La définition la plus simple d’un écosystème est la suivante : il s’agit d’un ensemble d’être vivants qui vivent au sein d’un milieu ou d’un environnement spécifique et interagissent entre eux au sein de ce milieu et avec ce milieu.
Elle suffit amplement pour comprendre ce qui se produit actuellement, et notamment l’offensive qui démarre contre les librairies musulmanes.
Face à l’essor d’une communauté vécue comme antagoniste , il y a toujours deux voies pour l’adversaire politique : la première consiste à tenter de contrôler, de négocier des accommodements raisonnables , de permettre l’émergence de leaders et de structures qui souhaitent s’engager dans une co-construction tenant compte des volontés étatiques. Ce fut notamment la stratégie engagée au milieu des années 2000 lorsque la droite classique française décida de choisir ses interlocuteurs au sein des communautés musulmanes, en pensant que l’alliance des conservatismes pouvait être un facteur de renforcement de la stabilité du pays, notamment par rapport aux mouvements sociaux et sociétaux plutôt antagonistes au libéralisme dans lesquels évoluaient les mouvements de l’immigration musulmane axés sur la lutte sociale et antiraciste.

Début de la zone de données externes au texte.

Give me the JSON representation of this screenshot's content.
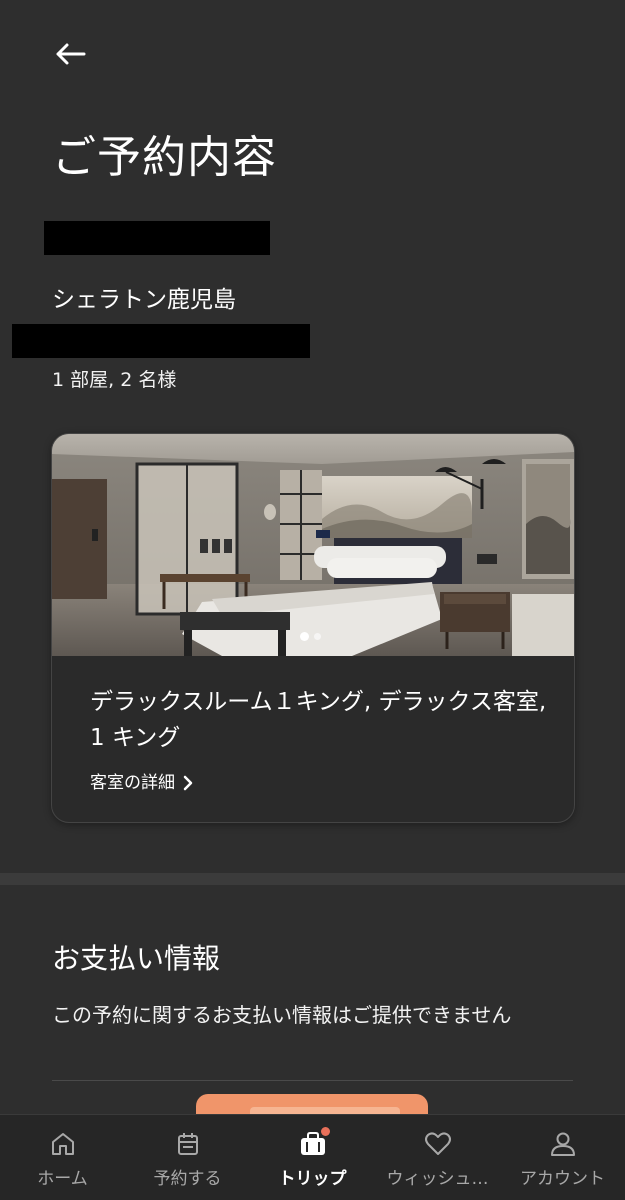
{
  "header": {
    "title": "ご予約内容"
  },
  "reservation": {
    "hotel_name": "シェラトン鹿児島",
    "room_guest_summary": "1 部屋, 2 名様"
  },
  "room_card": {
    "room_name": "デラックスルーム１キング, デラックス客室, 1 キング",
    "detail_link": "客室の詳細",
    "carousel_total": 2,
    "carousel_active": 1
  },
  "payment": {
    "title": "お支払い情報",
    "message": "この予約に関するお支払い情報はご提供できません"
  },
  "bottom_nav": {
    "items": [
      {
        "label": "ホーム",
        "icon": "home-icon"
      },
      {
        "label": "予約する",
        "icon": "calendar-icon"
      },
      {
        "label": "トリップ",
        "icon": "suitcase-icon"
      },
      {
        "label": "ウィッシュ…",
        "icon": "heart-icon"
      },
      {
        "label": "アカウント",
        "icon": "user-icon"
      }
    ],
    "active": "トリップ"
  },
  "colors": {
    "background": "#2e2e2e",
    "card": "#2a2a2a",
    "accent": "#f0956a",
    "badge": "#e8705a"
  }
}
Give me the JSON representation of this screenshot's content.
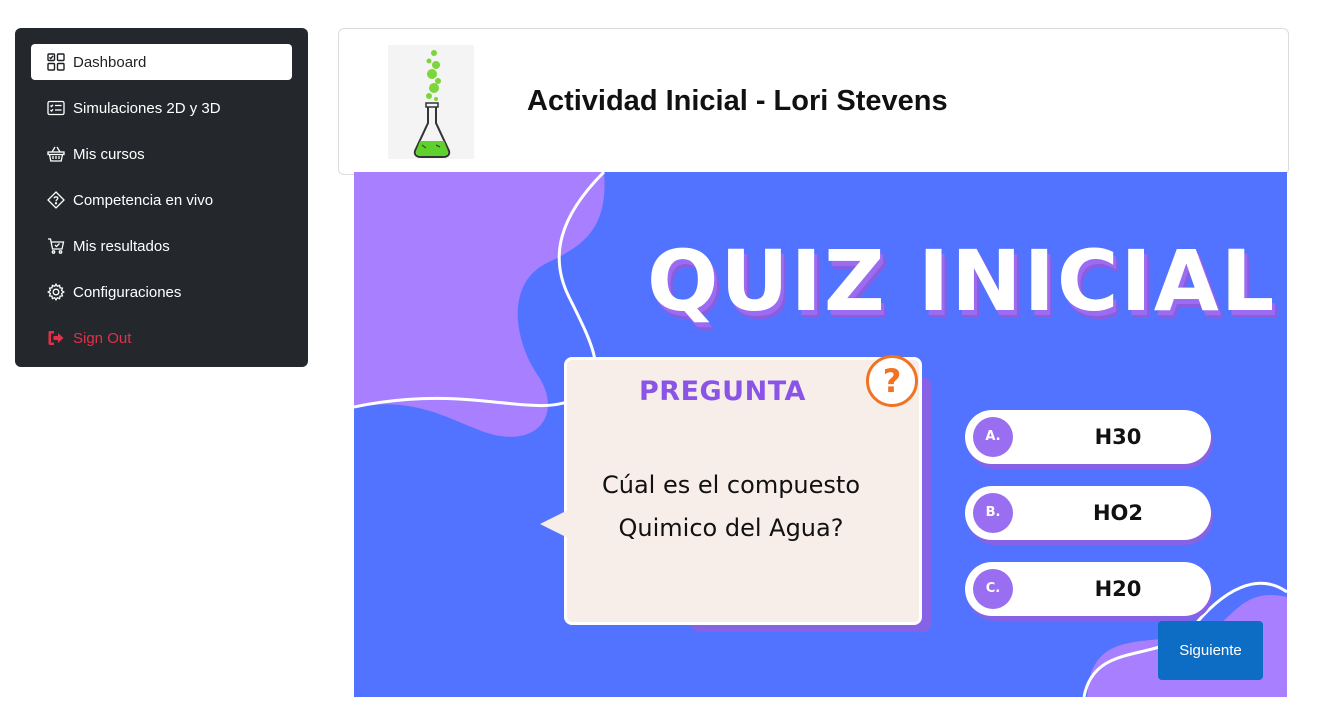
{
  "sidebar": {
    "items": [
      {
        "label": "Dashboard",
        "icon": "dashboard-icon"
      },
      {
        "label": "Simulaciones 2D y 3D",
        "icon": "checklist-icon"
      },
      {
        "label": "Mis cursos",
        "icon": "basket-icon"
      },
      {
        "label": "Competencia en vivo",
        "icon": "question-diamond-icon"
      },
      {
        "label": "Mis resultados",
        "icon": "cart-check-icon"
      },
      {
        "label": "Configuraciones",
        "icon": "gear-icon"
      },
      {
        "label": "Sign Out",
        "icon": "sign-out-icon"
      }
    ]
  },
  "header": {
    "title": "Actividad Inicial - Lori Stevens"
  },
  "quiz": {
    "title": "QUIZ INICIAL",
    "card_label": "PREGUNTA",
    "question_line1": "Cúal es el compuesto",
    "question_line2": "Quimico del Agua?",
    "qmark": "?",
    "options": [
      {
        "letter": "A.",
        "text": "H30"
      },
      {
        "letter": "B.",
        "text": "HO2"
      },
      {
        "letter": "C.",
        "text": "H20"
      }
    ]
  },
  "actions": {
    "next_label": "Siguiente"
  },
  "colors": {
    "sidebar_bg": "#24282c",
    "quiz_bg": "#5173ff",
    "accent_purple": "#9a6ef0",
    "signout_red": "#e0314b",
    "button_blue": "#0d6cc4"
  }
}
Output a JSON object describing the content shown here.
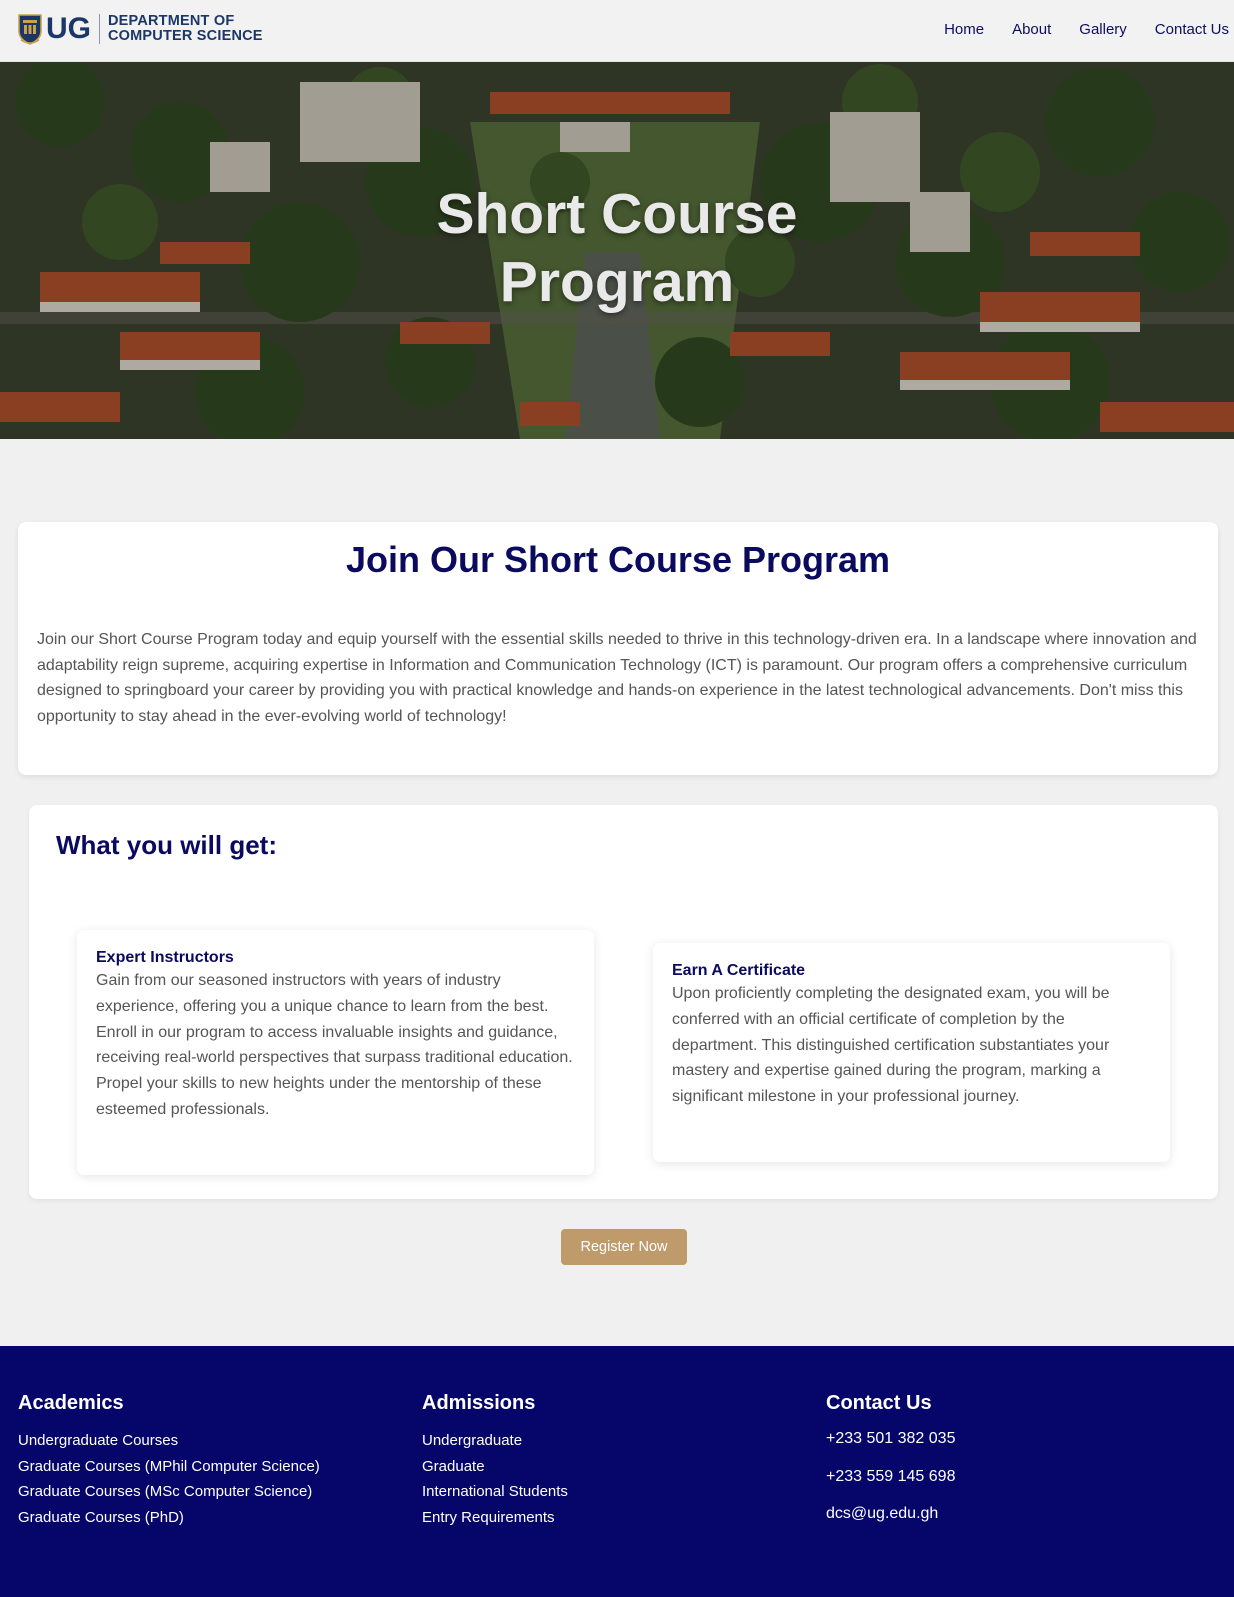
{
  "header": {
    "logo_abbr": "UG",
    "logo_line1": "DEPARTMENT OF",
    "logo_line2": "COMPUTER SCIENCE",
    "nav": [
      "Home",
      "About",
      "Gallery",
      "Contact Us"
    ]
  },
  "hero": {
    "title_line1": "Short Course",
    "title_line2": "Program"
  },
  "intro": {
    "title": "Join Our Short Course Program",
    "text": "Join our Short Course Program today and equip yourself with the essential skills needed to thrive in this technology-driven era. In a landscape where innovation and adaptability reign supreme, acquiring expertise in Information and Communication Technology (ICT) is paramount. Our program offers a comprehensive curriculum designed to springboard your career by providing you with practical knowledge and hands-on experience in the latest technological advancements. Don't miss this opportunity to stay ahead in the ever-evolving world of technology!"
  },
  "benefits": {
    "title": "What you will get:",
    "features": [
      {
        "title": "Expert Instructors",
        "text": "Gain from our seasoned instructors with years of industry experience, offering you a unique chance to learn from the best. Enroll in our program to access invaluable insights and guidance, receiving real-world perspectives that surpass traditional education. Propel your skills to new heights under the mentorship of these esteemed professionals."
      },
      {
        "title": "Earn A Certificate",
        "text": "Upon proficiently completing the designated exam, you will be conferred with an official certificate of completion by the department. This distinguished certification substantiates your mastery and expertise gained during the program, marking a significant milestone in your professional journey."
      }
    ]
  },
  "register": {
    "label": "Register Now"
  },
  "footer": {
    "academics": {
      "title": "Academics",
      "links": [
        "Undergraduate Courses",
        "Graduate Courses (MPhil Computer Science)",
        "Graduate Courses (MSc Computer Science)",
        "Graduate Courses (PhD)"
      ]
    },
    "admissions": {
      "title": "Admissions",
      "links": [
        "Undergraduate",
        "Graduate",
        "International Students",
        "Entry Requirements"
      ]
    },
    "contact": {
      "title": "Contact Us",
      "phone1": "+233 501 382 035",
      "phone2": "+233 559 145 698",
      "email": "dcs@ug.edu.gh"
    }
  },
  "colors": {
    "navy": "#0a0a5e",
    "footer_bg": "#05056a",
    "accent_gold": "#bf9b6b",
    "page_bg": "#f0f0f0"
  }
}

La seconde qui est évidemment celle choisie dans le contexte de l’islamophobie d’état comme pilier de la conservation du pouvoir face à la possibilité de sa conquête par le RN , est celle de la destruction systématique de tous les éléments qui peuvent entraîner des sociabilités positives et permettre aux énergies créatrices d’une nouvelle génération de s’épanouir dans la durée.
Ceci passe d’abord par des messages clairs sur la non-reconnaissance absolue de toute représentation musulmane avec qui négocier. C’est la raison pour laquelle l’état choisit de s’attaquer à des figures aussi intégrées dans le champ politique et religieux français qu’Hassan Iquioussen ou le lycée Averroès. Ou à des personnalités comme Ahmed Jaballah qui ont été des piliers dans les années 2000 et 2010. Cela va de concert avec les offensives menées contre ceux de l’immigration musulmane qui incarnaient les seules possibilités de réussite sociale brillante en France, notamment les sportifs ou les influenceurs comme Nabil Enasri. Ce message là est principalement adressé à l’électorat raciste et vise à dissiper les ambiguïtés : il s’agit bien de destruction intégrale des élites et de construire un modèle français ou il faudra soit abandonner l’islam soit le faire tellement discret que cela reviendra à s’anéantir soi-même.
C’est aussi à cet électorat là que s’adresse la banalisation progressive de la déchéance de nationalité, qui suit celle du régime des dissolutions. On l’applique d’abord à des jeunes condamnés pour des infractions terroristes (6) ou des personnalités marquées par un passé indéfendable à gauche comme Kemi Seba (7). Mais le message électoral délivré aux électeurs du RN est clair : la nationalité française ne protège plus les fameux « français de papier » dont on fera au besoin des apatrides en arguant de leur possibilité imaginaire de demander une autre nationalité.
Ces messages et ces pratiques visent à faire évoluer profondément le récit islamophobe qui s’était construit dans une phase moins offensive sur la distinction entre « islamistes » et « musulmans » : il s’agit de le faire correspondre au désir des français convaincus par le récit conspirationniste éradicateur du Grand Remplacement, où toutes les figures possibles du Musulman incarnent un seul et même danger absolu.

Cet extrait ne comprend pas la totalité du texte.